The flowerpot is not that short. It's not the box mod. (Which are mostly laminar, even if they bring turbulence in contact area.)
i don't own one either, only an herborizer that's why i talk about it.
But as i said, here it's a depressure flow. It must be thought from the other way. Lungs to heater. Or just bowl to heater, here, for the part we are interested on, in this thread.
And turbulence will just be attract to those depressed area (aka the botom part of the showerhead).
Depression will bring back laminar way faster than u think. Even more with higher airflow

By "more you pull" are you referring to the longer the draw, or the harder the draw?
Harder (not better, faster, stronger.. XD)

[ for @invertedisdead

"Work it harder, make it better
Do it faster makes us stronger
More than ever hour after hour
Work is never over"

..InVerZion

Sry for that "aside" :evil: ]

But i've already talken about that :

But for both, it's a too veloce draw that will make them less efficient. Just don't draw like a pig (sry french expression...)
For the max vapour by inhale, slower will give more, basic heat transfer.
u can't cook pasta in 1 seconde. U can't beat time. (Reason why dab is easier, faster)

Going from no flow to high flow
That's why i always start slow, less initial loss (which will just give an initial useless blast, which is useless as cooking is time related)
 

invertedisdead

PHASE3
Manufacturer
And for the title of this thread, the elv8r work best with a turbulence flow (ruby pearls), compared to the laminar of without ones.

This is what I mean when talking about the compounded effect of multiple variables as a result of just one change. The rubies definitely do add more turbulent airflow, but they also do a LOT of other stuff. They bridge the heat transfer across the heater via conduction, they store more heat, they conduct heat faster, there’s a major heated surface area increase, more residence time, greater pressure drop etc. Basically trying to say that the same end results are often explained in different manners.

That’s why I see an issue in generalizing flow regimes affect on vapor when there’s so much other stuff going on with just that one change. For example one major benefit to the supreme is its made of aluminum, so it heats more evenly than others. Regardless of flow, that makes a big difference on heat transfer.

Still I wouldn't be shocked to find that it is mostly laminar flow throughout, since the many small holes means a much higher surface area of contact with the air.

That’s what I think too, the FP immediately partitions the air down a 19 lane highway that just produces a different effect than having a lot of surface area but sending everything through the same inlet. That’s why I switched from the single hole inlet to multi hole in my desktop, to divide the flow into multiple lanes



The flowerpot is still one of the least heat exchange of the market, that's why it needs that huge ammount of really hot titanium.
Compared to the herborizer, which compress the "laminar with turbulence" flow, between the titanium and the glass.

I think the heating style has a large effect on this too, for example the FP emits a ton of radiant heat but it has nowhere to go but up. Herborizer is sealed up top besides the two inlet holes, plus with an insulative glass housing to store heat.

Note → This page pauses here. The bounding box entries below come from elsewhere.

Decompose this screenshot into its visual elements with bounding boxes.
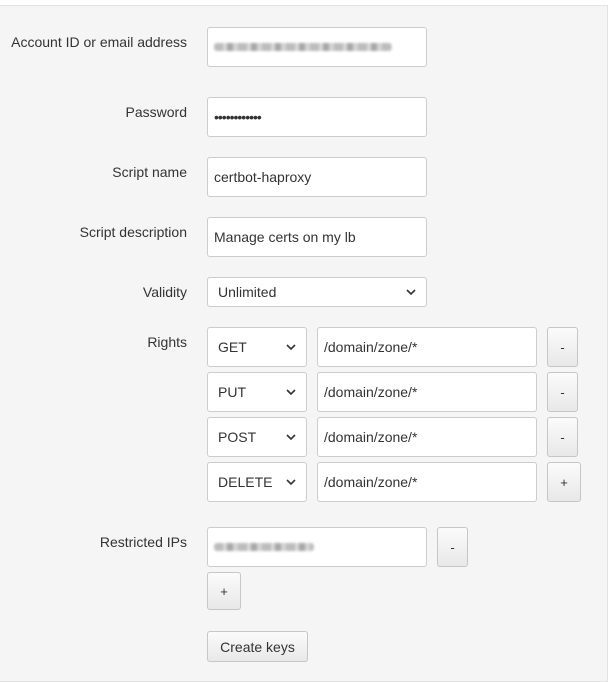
password-masked-value: •••••••••••• bbox=[214, 109, 262, 125]
rights-path-input[interactable]: /domain/zone/* bbox=[317, 327, 537, 367]
rights-method-value: DELETE bbox=[218, 474, 273, 490]
restricted-ips-label: Restricted IPs bbox=[99, 534, 187, 550]
rights-method-select[interactable]: DELETE bbox=[207, 462, 307, 502]
validity-label: Validity bbox=[142, 284, 187, 300]
rights-path-value: /domain/zone/* bbox=[324, 474, 418, 490]
rights-path-input[interactable]: /domain/zone/* bbox=[317, 417, 537, 457]
rights-method-value: GET bbox=[218, 339, 247, 355]
script-description-label: Script description bbox=[79, 224, 187, 240]
remove-right-button[interactable]: - bbox=[547, 417, 578, 457]
form-panel: Account ID or email address Password •••… bbox=[0, 5, 608, 682]
chevron-down-icon bbox=[406, 289, 416, 296]
chevron-down-icon bbox=[286, 344, 296, 351]
script-name-input[interactable]: certbot-haproxy bbox=[207, 157, 427, 197]
script-description-input[interactable]: Manage certs on my lb bbox=[207, 217, 427, 257]
add-right-button[interactable]: + bbox=[547, 462, 581, 502]
validity-select[interactable]: Unlimited bbox=[207, 277, 427, 307]
chevron-down-icon bbox=[286, 479, 296, 486]
remove-right-button[interactable]: - bbox=[547, 372, 578, 412]
rights-method-value: PUT bbox=[218, 384, 246, 400]
password-label: Password bbox=[125, 104, 187, 120]
account-input[interactable] bbox=[207, 27, 427, 67]
rights-label: Rights bbox=[147, 334, 187, 350]
script-description-value: Manage certs on my lb bbox=[214, 229, 356, 245]
add-ip-button[interactable]: + bbox=[207, 572, 241, 610]
chevron-down-icon bbox=[286, 389, 296, 396]
redacted-ip-value bbox=[214, 543, 314, 551]
rights-method-select[interactable]: GET bbox=[207, 327, 307, 367]
account-label: Account ID or email address bbox=[11, 34, 187, 50]
validity-selected-value: Unlimited bbox=[218, 284, 277, 300]
rights-path-value: /domain/zone/* bbox=[324, 384, 418, 400]
create-keys-button[interactable]: Create keys bbox=[207, 631, 308, 662]
restricted-ip-input[interactable] bbox=[207, 527, 427, 567]
password-input[interactable]: •••••••••••• bbox=[207, 97, 427, 137]
script-name-label: Script name bbox=[112, 164, 187, 180]
rights-method-value: POST bbox=[218, 429, 257, 445]
rights-path-value: /domain/zone/* bbox=[324, 339, 418, 355]
remove-ip-button[interactable]: - bbox=[437, 527, 468, 567]
rights-path-input[interactable]: /domain/zone/* bbox=[317, 372, 537, 412]
chevron-down-icon bbox=[286, 434, 296, 441]
rights-method-select[interactable]: POST bbox=[207, 417, 307, 457]
redacted-account-value bbox=[214, 43, 392, 51]
rights-method-select[interactable]: PUT bbox=[207, 372, 307, 412]
rights-path-value: /domain/zone/* bbox=[324, 429, 418, 445]
script-name-value: certbot-haproxy bbox=[214, 169, 312, 185]
rights-path-input[interactable]: /domain/zone/* bbox=[317, 462, 537, 502]
remove-right-button[interactable]: - bbox=[547, 327, 578, 367]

Before I built my desktop I made the Evo On A Stick from the DIY section, which involves fastening beads inside a glass joint with just a basket screen. After trying it I knew I had to switch to a full glass enclosure as there was so much radiant heat being lost with the open top. You could feel the warmth on your face when hitting it.
 

Shadooz

Well-Known Member
greater pressure drop
Pressure drop is a cons here. Which Reduce exchange. A Reason to go more easyly on inhalation.

The other cons will be the chaotic output.
The vapbong for exemple.
A Laminar airflow on a really hot coil. But If u draw not enough, u will end up with chaotic turbulence in the big bowl. And With the higher thermal flow due to more residence time. It ends up hot spotting. One of the only where slower draw will make hotspot.